L’intérêt du cas Fallon est ce que sa “révolte” nous dit de l’état du système. A cet égard, et tenant compte de tout ce que l’on sait de Fallon, et aussi de cet extraordinaire (dans ce cas) article grand public, l’exposition à tous les yeux, d’un officier de ce rang et à ce poste exposant ses conceptions quasiment à égalité avec le pouvoir civil, et critiquant ce pouvoir civil avec une retenue de bon aloi, comme si les choses allaient de soi, – lequel pouvoir civil, par conséquent, ne valant plus un clou… Voilà qui importe plus que tout pour notre propos, qui est la description de l’état du système. L’amiral Fallon et son comportement sont une partie non négligeable d’un diagnostic encourageant sur l’état avancé d’auto-décomposition du système.
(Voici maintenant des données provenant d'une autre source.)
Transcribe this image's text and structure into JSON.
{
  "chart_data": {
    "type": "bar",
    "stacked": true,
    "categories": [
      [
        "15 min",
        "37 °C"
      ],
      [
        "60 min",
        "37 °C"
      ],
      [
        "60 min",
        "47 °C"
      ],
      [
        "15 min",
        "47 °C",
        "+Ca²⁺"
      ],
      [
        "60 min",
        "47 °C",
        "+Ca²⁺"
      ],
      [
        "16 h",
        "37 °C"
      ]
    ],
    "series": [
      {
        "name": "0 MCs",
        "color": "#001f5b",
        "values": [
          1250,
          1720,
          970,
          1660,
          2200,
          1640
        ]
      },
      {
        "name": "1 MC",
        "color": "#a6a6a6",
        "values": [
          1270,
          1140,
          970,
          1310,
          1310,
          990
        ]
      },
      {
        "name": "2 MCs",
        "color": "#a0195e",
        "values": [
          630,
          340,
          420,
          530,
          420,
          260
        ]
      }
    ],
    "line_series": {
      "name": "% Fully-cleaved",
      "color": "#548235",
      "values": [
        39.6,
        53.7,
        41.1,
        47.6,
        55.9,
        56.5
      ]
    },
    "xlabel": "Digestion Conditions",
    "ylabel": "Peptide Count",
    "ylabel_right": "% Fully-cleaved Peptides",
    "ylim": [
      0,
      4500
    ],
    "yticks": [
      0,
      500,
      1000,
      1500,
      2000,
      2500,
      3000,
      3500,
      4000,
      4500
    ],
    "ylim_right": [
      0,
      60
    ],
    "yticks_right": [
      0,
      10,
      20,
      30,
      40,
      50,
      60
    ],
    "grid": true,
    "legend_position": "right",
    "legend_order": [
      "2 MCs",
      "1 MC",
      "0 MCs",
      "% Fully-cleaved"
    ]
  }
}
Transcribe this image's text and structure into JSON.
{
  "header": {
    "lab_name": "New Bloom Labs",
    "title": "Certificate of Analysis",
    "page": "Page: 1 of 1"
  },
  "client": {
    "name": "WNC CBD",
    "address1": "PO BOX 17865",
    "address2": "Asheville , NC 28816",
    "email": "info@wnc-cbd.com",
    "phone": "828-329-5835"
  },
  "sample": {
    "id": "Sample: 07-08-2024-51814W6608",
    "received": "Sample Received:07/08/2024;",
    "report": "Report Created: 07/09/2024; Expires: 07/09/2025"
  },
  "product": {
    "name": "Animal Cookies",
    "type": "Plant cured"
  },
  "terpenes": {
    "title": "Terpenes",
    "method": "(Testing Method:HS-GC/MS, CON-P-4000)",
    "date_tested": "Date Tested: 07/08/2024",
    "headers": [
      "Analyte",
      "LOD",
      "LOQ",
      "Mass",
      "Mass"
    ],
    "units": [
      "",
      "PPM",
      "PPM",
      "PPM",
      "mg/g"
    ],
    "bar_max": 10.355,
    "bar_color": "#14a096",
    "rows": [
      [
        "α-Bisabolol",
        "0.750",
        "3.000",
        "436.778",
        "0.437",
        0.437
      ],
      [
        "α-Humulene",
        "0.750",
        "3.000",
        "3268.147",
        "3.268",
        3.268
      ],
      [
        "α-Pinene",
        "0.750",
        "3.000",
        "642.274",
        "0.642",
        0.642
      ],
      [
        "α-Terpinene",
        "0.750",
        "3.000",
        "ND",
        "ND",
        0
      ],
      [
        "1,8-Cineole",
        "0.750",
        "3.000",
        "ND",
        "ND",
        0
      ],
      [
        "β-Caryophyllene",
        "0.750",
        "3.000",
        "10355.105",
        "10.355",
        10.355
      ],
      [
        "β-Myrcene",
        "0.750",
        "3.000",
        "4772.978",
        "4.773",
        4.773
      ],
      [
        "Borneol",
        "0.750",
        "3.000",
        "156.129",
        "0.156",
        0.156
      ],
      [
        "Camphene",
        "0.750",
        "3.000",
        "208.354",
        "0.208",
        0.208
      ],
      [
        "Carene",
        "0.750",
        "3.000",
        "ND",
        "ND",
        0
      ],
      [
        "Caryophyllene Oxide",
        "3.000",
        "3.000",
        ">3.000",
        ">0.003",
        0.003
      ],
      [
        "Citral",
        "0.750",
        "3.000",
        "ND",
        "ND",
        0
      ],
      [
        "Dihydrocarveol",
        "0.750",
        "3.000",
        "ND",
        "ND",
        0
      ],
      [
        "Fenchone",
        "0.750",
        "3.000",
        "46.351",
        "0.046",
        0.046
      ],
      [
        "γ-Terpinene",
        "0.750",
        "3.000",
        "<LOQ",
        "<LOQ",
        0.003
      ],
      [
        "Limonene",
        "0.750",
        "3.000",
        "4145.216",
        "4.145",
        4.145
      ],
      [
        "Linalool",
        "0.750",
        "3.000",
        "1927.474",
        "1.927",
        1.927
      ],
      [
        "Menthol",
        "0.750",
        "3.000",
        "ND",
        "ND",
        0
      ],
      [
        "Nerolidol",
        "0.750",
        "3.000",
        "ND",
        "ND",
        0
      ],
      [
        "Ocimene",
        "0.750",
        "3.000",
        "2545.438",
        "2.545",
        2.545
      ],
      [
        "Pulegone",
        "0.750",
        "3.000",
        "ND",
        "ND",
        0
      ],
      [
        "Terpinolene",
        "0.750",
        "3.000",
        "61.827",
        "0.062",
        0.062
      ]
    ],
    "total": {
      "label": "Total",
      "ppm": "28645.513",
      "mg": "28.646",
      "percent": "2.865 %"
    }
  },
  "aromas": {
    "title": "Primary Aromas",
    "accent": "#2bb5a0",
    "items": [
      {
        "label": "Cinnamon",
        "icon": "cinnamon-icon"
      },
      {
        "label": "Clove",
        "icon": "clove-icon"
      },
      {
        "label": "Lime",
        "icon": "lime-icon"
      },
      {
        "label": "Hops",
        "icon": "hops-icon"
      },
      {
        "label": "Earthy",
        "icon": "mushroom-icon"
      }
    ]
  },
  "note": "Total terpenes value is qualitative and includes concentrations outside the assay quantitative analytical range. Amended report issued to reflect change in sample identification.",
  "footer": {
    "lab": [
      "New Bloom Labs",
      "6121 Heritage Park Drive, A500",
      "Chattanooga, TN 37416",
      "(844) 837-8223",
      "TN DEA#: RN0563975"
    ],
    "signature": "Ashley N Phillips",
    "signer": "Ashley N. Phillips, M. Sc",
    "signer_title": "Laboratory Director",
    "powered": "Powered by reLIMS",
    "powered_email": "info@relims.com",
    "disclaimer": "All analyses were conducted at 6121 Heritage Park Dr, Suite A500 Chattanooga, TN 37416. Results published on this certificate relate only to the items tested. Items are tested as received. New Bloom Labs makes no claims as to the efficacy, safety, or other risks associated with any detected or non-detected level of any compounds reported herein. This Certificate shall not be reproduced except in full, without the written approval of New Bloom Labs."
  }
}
Fallon sera-t-il remplacé à l’été prochain, comme l’envisage certains selon le texte? («Although it could well be that Fallon will be fired in the end for not groveling obsequiously enough to the Leader, in the required Petraeus-Franks manner….») Nous en doutons car nous doutons que l’administration en cours à la tête du système, d’une faiblesse si extraordinaire et d’une légitimité si complètement anéantie qu’elle ne semble plus exister, en ait encore la force. (Cette administration est tout cela pour que la direction de Esquire, quels que soient ses sentiments par ailleurs, ait jugé politiquement raisonnable et commercialement rentable de publier un tel article; et pour que Fallon se soit prêté à cet article...) Quoi qu’il en soit du destin de Fallon, il reste que sous un autre président et sous une autre administration, in illo tempore non suspecto, c’est-à-dire au temps où le système avait encore une colonne vertébrale, un Fallon ne serait plus à Central Command depuis de nombreux mois. Non, d’ailleurs, il n’y aurait jamais été nommé. Non, d’ailleurs, il n’aurait jamais eu les sentiments et le comportement qu’il eut et qu’il a.